Continuity and limits usually go hand in hand. Look at $x=3$ on the four functions in Figure 2-5. Consider whether each function is continuous there and whether a limit exists at that $x$-value. The first two, $f$ and $g$, have no gaps at $x=3$, so they’re continuous there. Both functions also have limits at $x=3$, and in both cases, the limit equals the height of the function at $x=3$, because as $x$ gets closer and closer to 3 from the left and the right, $y$ gets closer and closer to $f(3)$ and $g(3)$, respectively.

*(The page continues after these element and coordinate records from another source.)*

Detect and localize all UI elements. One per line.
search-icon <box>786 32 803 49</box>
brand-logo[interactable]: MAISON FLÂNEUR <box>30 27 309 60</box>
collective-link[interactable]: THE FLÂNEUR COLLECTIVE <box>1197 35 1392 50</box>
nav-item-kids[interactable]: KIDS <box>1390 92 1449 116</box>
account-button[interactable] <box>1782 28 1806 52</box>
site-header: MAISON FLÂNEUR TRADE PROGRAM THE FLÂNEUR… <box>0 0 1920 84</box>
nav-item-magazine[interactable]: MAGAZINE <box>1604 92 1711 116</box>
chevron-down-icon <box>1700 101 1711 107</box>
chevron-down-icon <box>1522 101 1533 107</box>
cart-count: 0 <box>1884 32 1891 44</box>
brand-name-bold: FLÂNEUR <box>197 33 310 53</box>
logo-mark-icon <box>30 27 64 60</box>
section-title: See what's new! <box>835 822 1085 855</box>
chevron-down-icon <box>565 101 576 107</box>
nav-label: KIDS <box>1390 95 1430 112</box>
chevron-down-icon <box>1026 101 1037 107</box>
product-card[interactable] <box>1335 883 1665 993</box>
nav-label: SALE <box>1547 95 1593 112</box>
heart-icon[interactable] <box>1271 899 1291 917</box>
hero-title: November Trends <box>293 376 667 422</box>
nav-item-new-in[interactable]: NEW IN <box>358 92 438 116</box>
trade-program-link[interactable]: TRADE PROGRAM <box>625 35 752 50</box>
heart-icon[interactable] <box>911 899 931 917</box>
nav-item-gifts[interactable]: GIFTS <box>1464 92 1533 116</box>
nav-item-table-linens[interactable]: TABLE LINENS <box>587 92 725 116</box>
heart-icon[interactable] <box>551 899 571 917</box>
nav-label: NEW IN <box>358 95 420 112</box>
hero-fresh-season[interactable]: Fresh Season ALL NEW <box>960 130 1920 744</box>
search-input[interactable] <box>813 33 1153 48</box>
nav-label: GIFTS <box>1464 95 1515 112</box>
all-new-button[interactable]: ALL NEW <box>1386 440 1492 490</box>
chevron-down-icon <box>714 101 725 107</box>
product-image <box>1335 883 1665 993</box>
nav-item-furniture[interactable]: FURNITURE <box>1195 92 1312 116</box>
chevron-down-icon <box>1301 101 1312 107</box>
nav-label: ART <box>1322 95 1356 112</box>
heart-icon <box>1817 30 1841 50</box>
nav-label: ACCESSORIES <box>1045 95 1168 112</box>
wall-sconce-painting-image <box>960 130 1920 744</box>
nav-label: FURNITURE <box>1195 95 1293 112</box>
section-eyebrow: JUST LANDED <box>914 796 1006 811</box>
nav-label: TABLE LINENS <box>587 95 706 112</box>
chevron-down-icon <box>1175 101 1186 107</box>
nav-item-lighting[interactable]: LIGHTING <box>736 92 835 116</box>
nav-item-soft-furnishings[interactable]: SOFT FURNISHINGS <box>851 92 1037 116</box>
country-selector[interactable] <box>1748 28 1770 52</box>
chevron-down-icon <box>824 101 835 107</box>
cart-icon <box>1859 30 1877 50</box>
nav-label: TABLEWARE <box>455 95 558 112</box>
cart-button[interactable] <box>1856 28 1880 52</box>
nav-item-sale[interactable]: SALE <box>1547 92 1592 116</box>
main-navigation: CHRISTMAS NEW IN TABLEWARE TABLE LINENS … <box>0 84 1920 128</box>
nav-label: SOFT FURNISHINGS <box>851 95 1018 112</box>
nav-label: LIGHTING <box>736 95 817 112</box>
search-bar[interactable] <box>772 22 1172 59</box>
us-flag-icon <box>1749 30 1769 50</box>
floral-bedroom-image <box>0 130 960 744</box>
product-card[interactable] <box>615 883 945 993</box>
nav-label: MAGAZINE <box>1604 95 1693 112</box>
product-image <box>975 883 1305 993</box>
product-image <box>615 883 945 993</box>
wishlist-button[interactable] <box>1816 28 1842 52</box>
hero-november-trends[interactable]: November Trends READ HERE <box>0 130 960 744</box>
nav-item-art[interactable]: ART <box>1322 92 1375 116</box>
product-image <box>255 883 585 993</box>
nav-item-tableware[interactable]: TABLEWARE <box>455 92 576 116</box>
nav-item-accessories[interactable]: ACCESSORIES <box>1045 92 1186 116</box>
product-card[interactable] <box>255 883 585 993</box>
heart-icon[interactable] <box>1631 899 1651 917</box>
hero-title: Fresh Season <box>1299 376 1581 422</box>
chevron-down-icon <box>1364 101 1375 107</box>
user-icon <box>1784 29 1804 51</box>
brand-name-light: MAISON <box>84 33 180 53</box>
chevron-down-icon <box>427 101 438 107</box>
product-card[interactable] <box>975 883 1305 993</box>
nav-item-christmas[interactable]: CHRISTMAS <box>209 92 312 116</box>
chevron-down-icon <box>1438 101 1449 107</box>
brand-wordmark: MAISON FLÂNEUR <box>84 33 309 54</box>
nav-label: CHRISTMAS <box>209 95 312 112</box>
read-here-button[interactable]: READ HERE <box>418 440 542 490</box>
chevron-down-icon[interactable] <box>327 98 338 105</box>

## 数学代写|微积分代写Calculus代考|Limits and horizontal asymptotes

$$\lim {x \rightarrow \infty} f(x)=1 \text { and } \lim {x \rightarrow-\infty} f(x)=1$$

$$h(t)=16 t^2$$
($h$是球下落的高度，单位是英尺，$t$是球下落的时间，单位是秒)

## MATLAB代写

MATLAB 是一种用于技术计算的高性能语言。它将计算、可视化和编程集成在一个易于使用的环境中，其中问题和解决方案以熟悉的数学符号表示。典型用途包括：数学和计算算法开发建模、仿真和原型制作数据分析、探索和可视化科学和工程图形应用程序开发，包括图形用户界面构建MATLAB 是一个交互式系统，其基本数据元素是一个不需要维度的数组。这使您可以解决许多技术计算问题，尤其是那些具有矩阵和向量公式的问题，而只需用 C 或 Fortran 等标量非交互式语言编写程序所需的时间的一小部分。MATLAB 名称代表矩阵实验室。MATLAB 最初的编写目的是提供对由 LINPACK 和 EISPACK 项目开发的矩阵软件的轻松访问，这两个项目共同代表了矩阵计算软件的最新技术。MATLAB 经过多年的发展，得到了许多用户的投入。在大学环境中，它是数学、工程和科学入门和高级课程的标准教学工具。在工业领域，MATLAB 是高效研究、开发和分析的首选工具。MATLAB 具有一系列称为工具箱的特定于应用程序的解决方案。对于大多数 MATLAB 用户来说非常重要，工具箱允许您学习应用专业技术。工具箱是 MATLAB 函数（M 文件）的综合集合，可扩展 MATLAB 环境以解决特定类别的问题。可用工具箱的领域包括信号处理、控制系统、神经网络、模糊逻辑、小波、仿真等。